Thirty-five years since "Superman," Stamp returns to cinemas in the dramedy "Unfinished Song," which opens stateside this weekend after an overseas run with an alternate title, "Song for Marion."
Stamp and Vanessa Redgrave play English pensioners Arthur and Marion. He's a codger; she is full of life, but dying. And yet this is no odd couple. They are, instead, something rarely seen in entertainment: earthbound, elderly soul mates. Forget high-flying romance. These two are real.
Eventually, Marion drags Arthur into an over-60s singing group, which has a repertoire including everything from the smoothest Stevie Wonder to Salt-n-Pepa's hip-hop classic "Let's Talk About Sex."
"'Let's Talk About Sex,' I thought, 'Great! Absolutely,'" remembered the 74-year-old Stamp. "(Talk) is all I can do at the moment," he continued, laughing. "I'm past my sell-by date."
In a separate interview, costar Redgrave said, between takes on the set, she loved listening to Stamp's stories. "What I remember most about Terence was his enthralling discussions about all kinds of experiences ... to do with voice."
"I worked with Olivier briefly on my second movie ("Term of Trial," 1962)," Stamp recalled. "And he said to me, 'You should always study your voice.'" Stamp then segued into a spot-on Olivier impersonation, continuing, "'because, as you get older, your looks go, but your voice will become empowered.'"

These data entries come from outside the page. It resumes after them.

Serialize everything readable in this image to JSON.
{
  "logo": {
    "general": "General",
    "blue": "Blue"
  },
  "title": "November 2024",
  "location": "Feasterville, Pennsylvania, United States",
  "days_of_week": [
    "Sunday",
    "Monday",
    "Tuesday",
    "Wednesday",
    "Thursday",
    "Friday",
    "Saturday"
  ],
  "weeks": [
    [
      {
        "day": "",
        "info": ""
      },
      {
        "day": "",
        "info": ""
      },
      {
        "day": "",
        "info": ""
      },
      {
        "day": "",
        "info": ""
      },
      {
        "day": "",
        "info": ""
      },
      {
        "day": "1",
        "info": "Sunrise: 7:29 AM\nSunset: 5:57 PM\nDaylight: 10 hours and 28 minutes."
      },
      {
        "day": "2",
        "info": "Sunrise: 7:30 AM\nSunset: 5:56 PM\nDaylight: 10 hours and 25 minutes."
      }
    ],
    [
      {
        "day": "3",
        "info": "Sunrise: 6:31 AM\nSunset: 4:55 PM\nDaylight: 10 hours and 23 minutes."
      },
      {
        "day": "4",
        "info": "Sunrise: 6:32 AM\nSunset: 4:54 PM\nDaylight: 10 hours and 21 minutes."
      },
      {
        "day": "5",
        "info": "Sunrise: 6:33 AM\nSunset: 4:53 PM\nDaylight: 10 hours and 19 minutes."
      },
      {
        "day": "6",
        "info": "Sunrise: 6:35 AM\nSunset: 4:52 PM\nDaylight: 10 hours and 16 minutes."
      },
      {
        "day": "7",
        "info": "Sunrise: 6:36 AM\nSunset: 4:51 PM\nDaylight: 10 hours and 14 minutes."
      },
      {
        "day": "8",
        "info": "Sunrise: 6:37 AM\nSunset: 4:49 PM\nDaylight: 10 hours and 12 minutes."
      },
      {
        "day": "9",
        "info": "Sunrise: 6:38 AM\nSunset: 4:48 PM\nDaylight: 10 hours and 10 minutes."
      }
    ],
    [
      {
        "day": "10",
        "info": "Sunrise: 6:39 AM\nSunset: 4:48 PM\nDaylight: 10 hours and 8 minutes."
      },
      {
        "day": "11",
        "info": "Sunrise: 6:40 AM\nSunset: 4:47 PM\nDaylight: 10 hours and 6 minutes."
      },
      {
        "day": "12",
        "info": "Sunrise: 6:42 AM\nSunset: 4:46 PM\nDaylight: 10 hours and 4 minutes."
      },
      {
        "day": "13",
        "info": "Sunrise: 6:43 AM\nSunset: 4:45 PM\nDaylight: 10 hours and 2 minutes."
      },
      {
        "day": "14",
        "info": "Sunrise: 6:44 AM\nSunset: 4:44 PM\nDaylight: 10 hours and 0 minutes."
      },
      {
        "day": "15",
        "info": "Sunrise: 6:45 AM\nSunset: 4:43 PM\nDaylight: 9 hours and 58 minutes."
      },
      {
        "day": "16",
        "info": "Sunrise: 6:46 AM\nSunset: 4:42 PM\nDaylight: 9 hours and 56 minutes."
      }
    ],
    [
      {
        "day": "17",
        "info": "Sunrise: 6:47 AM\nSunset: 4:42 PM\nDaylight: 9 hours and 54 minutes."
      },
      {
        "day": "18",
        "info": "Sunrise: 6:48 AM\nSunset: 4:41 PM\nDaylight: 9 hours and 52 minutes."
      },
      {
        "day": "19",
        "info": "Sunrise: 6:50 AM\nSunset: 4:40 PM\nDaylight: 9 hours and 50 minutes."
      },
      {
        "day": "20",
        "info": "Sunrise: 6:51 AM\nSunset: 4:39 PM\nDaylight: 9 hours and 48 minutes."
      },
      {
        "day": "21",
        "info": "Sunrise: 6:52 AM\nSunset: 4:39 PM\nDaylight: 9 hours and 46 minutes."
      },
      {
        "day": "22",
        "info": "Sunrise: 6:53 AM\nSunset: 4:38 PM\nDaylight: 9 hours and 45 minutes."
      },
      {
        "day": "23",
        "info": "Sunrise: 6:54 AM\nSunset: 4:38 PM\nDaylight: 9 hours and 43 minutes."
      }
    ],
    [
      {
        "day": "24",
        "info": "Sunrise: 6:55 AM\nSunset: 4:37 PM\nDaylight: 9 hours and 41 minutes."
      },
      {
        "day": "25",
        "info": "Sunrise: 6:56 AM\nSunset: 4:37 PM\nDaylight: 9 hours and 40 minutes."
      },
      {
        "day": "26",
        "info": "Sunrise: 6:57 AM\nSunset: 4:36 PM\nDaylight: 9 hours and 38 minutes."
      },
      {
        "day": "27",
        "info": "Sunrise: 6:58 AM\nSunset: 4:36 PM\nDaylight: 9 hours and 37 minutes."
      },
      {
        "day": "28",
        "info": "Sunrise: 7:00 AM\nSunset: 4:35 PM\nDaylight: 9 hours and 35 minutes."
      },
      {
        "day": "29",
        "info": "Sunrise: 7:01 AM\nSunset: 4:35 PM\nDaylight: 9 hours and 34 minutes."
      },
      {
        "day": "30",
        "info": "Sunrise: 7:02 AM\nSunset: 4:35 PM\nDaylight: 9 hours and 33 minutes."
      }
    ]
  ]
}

The London-born Stamp started his film career with 1962's seafaring "Billy Budd," for which he earned an Oscar nomination. Stamp's 50-year filmography is peppered with highlights, including his touching portrayal of the transsexual Bernadette in "The Adventure of Priscilla, Queen of the Desert" (1994). Stamp also was widely praised for his lead in director Steven Soderbergh's 1999 crime drama "The Limey."
Now, distributor Weinstein is attempting to generate early award-season buzz for Stamp's work in "Unfinished Song." After this interview, Stamp was off to meet with members of the Hollywood Foreign Press Association, which hosts the annual Golden Globes.
Clearly, Stamp already feels like a winner. And it also appears that his landlord is paid in full.
"I don't have any psychological ambitions," Stamp explained. "I've practical ambitions. I don't do crappy movies, unless I haven't got the rent."